Fabric8 Documentation

Design for failure

Traditionally we've tried to "avoid" failure by doing whatever we could to make services/components "not fail". We would deploy monolithic "appliances" (hardware or software) and if that appliance failed it was a significant event. As we start to move toward distributed systems, especially Microservices, we find that there are many more points of failure. Microservices are implemented as a collection of services that evolve independently and interact and react to their surrounding environments including the changing of user/customer behaviors, business strategy/direction, system behavior, and even other services. One premise of these types of complex-adaptive systems is the ability to withstand failures and unexpected faults.

To do this, you must design your services with failure in mind. There are a handful of practices that come to mind:

maximize service availability
self healing
isolate the "blast radius" of any single failure
continually prove your system has been designed for failure

Maximize service availability

We know services individually can fail or be removed from a cluster for any number of reasons. We'd like for clients to have many options for connecting to a service so we run many replicas of them as described in Elasticity and Resilience. When services fail, or are removed from the cluster, we also want to maximize the ability to failover from a client perspective. For this we rely on Service Discovery. With both of those concepts in place we can simply rely on the infrastructure to maximize the availability of our services.

Self healing

Another critical pattern of a Microservices environment is to enable self healing. If services fail, do we need manual intervention? Ideally the system would be able to identify faults and correct them. The simplest way to correct a faulty service is to just kill it and restart. Kubernetes provides this type of ability for us with Liveness and Health checks. When liveness or health checks run, and they find that a system is not in a healthy state, the service will be killed. Combined with ReplicaSets, Kubernetes will restore the service to maintain the desired number of replicas Fabric8 has tooling for enabling liveness and health checks by default when we deploy our services.
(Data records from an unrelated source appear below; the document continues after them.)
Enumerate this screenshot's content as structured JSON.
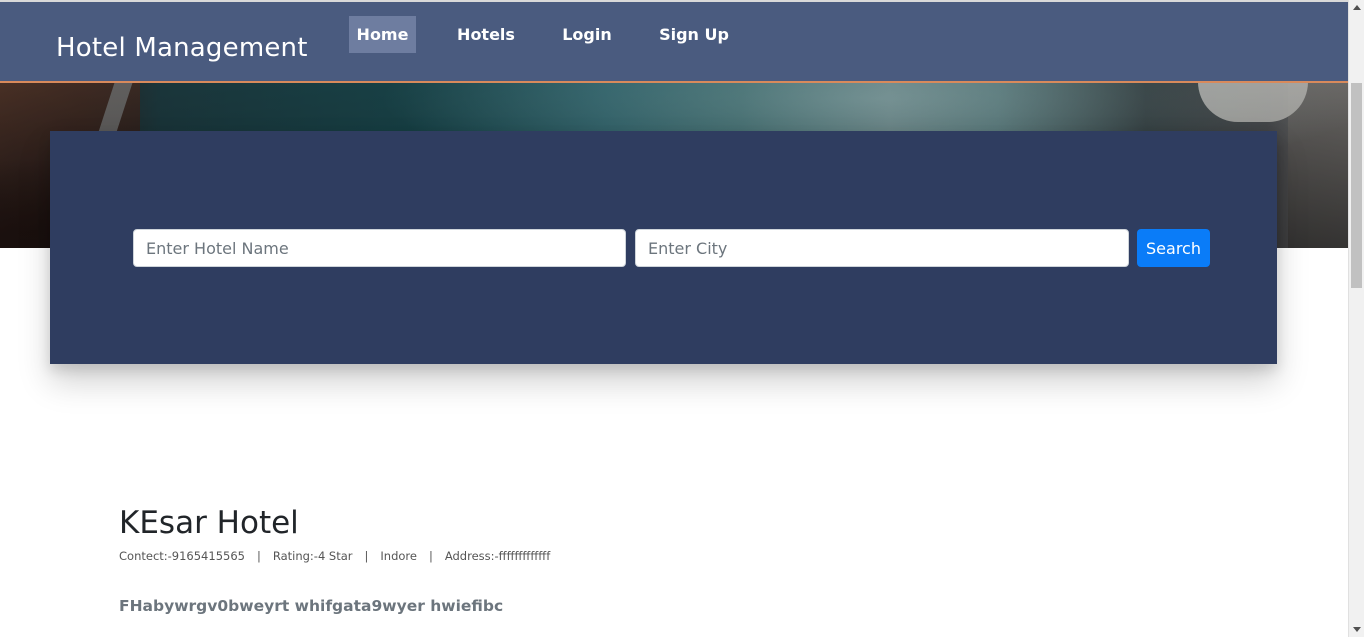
{
  "navbar": {
    "brand": "Hotel Management",
    "items": [
      {
        "label": "Home",
        "active": true
      },
      {
        "label": "Hotels"
      },
      {
        "label": "Login"
      },
      {
        "label": "Sign Up"
      }
    ]
  },
  "search": {
    "hotel_placeholder": "Enter Hotel Name",
    "city_placeholder": "Enter City",
    "button_label": "Search"
  },
  "hotel": {
    "name": "KEsar Hotel",
    "contact": "Contect:-9165415565",
    "rating": "Rating:-4 Star",
    "city": "Indore",
    "address": "Address:-fffffffffffff",
    "separator": "|",
    "description": "FHabywrgv0bweyrt whifgata9wyer hwiefibc"
  },
  "colors": {
    "navbar_bg": "#4a5b7f",
    "nav_active_bg": "#6e7da0",
    "panel_bg": "#2f3d60",
    "search_button": "#0a7cf8",
    "navbar_border": "#d88a5c"
  },
  "icons": {
    "scroll_up": "triangle-up",
    "scroll_down": "triangle-down"
  }
}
Isolate blast radius of failures

When services on which we depend (other Microservices, databases, message queues, caches, etc) start experiencing faults we need to be able to limit the extent of that damage so it doesn't cause cascading failures. The first step for doing this starts at the application level. Tools like Netflix Hystrix provide bulkheading and within Fabric8 we can use kubeflix project. Hystrix within the Kubeflix project allows us to:

limit the number of callers affected by this failure
shed load with circuit breakers
limit the number of calls to a predefined set of threads that can withstand failures
put a cap on how long a caller can assume the service is still working (timeouts on service calls). without these limits, latency can make calls think the service is still functioning fine and continue sending traffic potentially further overwhelming the service.
visualize this in a dynamic environment where services will be coming and down, potentially alleviating or amplifying faults

From the domain perspective, we have to be able to degrade gracefully when these downstream components are faulting. We can limit the blast radius of a faulting component, but if we provide a service, how do we maintain our promise to deliver that service? Hystrix also allows us to use fallback methods and workflows to provide some level of (possibly degraded) service even in the event of failures.

Prove your system has been designed for failure

When you've designed your system with failure in mind and able to withstand faults, a useful technique is to continuously prove whether or not this is true. With fabric8, we have an out of the box chaos monkey that can go through your Kubernetes namespaces and randomly kill pods in any of your environments including production. If you've not designed your services to be able to withstand these types of faults, then you want to know with fast feedback. Chaos monkey can provide that feedback.